A jornalista ainda alerta que esta não é uma convocação para intervenções no Mali, sob o lema de que a França, a Alemanha e a Europa também estariam sendo defendidos em Bamako, nem que a "nova era" pode ser justificada com uma obrigação de combate conjunto ao terrorismo, já que vários grupos extremistas islâmicos representam um perigo "que ultrapassa fronteiras na região".
Fragilidades facilitam crises como a do Mali
O artigo do Die Zeit diz ainda que o terrorismo islâmico costuma identificar fragilidades políticas em várias regiões do mundo, usando esses "buracos" para agir. "Vários países – não só o Mali – passam atualmente por crises diferentes, de gravidade variada, e precisam reavaliar as próprias percepções de bem estar social e de democracia, assim como a utilidade de modelos de Estado deixados pelas antigas potências coloniais", escreve Andrea Böhm.

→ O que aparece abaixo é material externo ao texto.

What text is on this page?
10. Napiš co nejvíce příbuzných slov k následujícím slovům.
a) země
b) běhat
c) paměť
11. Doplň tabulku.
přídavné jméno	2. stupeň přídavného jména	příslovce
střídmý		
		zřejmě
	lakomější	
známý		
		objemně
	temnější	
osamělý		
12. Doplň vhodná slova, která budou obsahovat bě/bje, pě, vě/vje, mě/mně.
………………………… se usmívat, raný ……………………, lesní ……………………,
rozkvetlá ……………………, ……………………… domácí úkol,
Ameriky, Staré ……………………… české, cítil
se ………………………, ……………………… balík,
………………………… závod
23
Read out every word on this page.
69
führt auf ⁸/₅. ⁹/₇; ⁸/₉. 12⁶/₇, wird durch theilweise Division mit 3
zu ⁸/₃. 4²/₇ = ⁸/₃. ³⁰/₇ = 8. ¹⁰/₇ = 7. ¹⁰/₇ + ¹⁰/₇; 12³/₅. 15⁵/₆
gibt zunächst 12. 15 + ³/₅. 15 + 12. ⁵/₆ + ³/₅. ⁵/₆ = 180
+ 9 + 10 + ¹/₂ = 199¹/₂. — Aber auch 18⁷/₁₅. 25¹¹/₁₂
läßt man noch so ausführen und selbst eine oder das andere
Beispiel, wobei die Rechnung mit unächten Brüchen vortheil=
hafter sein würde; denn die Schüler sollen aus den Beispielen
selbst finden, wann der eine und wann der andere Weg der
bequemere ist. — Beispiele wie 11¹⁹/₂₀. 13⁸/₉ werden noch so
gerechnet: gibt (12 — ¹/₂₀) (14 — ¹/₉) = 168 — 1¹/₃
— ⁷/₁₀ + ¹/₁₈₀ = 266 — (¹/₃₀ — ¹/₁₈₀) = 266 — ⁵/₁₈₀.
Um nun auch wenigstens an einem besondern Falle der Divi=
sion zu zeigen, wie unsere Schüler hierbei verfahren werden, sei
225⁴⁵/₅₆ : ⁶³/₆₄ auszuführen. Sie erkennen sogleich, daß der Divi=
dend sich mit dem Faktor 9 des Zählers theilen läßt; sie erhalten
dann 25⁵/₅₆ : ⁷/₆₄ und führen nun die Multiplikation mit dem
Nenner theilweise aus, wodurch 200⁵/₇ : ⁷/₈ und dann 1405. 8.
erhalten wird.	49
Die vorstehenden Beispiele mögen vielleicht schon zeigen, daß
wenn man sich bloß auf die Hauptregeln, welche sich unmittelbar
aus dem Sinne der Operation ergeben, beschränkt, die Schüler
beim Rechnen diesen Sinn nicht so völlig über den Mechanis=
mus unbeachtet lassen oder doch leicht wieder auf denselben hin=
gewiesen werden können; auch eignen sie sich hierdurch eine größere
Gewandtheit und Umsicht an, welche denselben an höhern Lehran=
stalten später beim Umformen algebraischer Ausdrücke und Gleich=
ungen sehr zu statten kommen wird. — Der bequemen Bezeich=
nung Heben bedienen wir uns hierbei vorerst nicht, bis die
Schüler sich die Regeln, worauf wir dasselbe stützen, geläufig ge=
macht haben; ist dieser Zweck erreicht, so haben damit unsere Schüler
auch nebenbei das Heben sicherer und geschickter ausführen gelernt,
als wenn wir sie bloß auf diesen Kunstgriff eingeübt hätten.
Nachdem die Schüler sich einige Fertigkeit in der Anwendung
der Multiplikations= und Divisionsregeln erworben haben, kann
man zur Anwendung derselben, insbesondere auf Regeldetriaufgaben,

Países como o Mali também têm uma história de 50 anos de independência – conquistada no interior das fronteiras "arbitrariamente traçadas pelos antigos senhores europeus e habitadas por diferentes grupos étnicos. Além disso, esses Estados carregam o peso de um modelo de Estado centralizado".
A descentralização no Mali começou, mas não terminou, diz um entrevistado do Die Zeit. O "federalismo fracassado" acabou por preparar o terreno para o terrorismo islâmico no país. E "a Europa não ajudou muito – mesmo com todas as promessas, retóricas, de combate à corrupção e à má governança".
Sem marionetes em África
Além disso, "a premissa ocidental de combate ao terrorismo convida as elites do poder de países africanos a paralisarem processos de reformas políticas, mas principalmente o combate à corrupção. Andrea Böhm cita o exemplo do Uganda de Yoweri Museveni, que "assim que questionado sobre as suas práticas de governo ameaça retirar soldados da Somália, onde combatem grupos radicais islâmicos. As críticas calam".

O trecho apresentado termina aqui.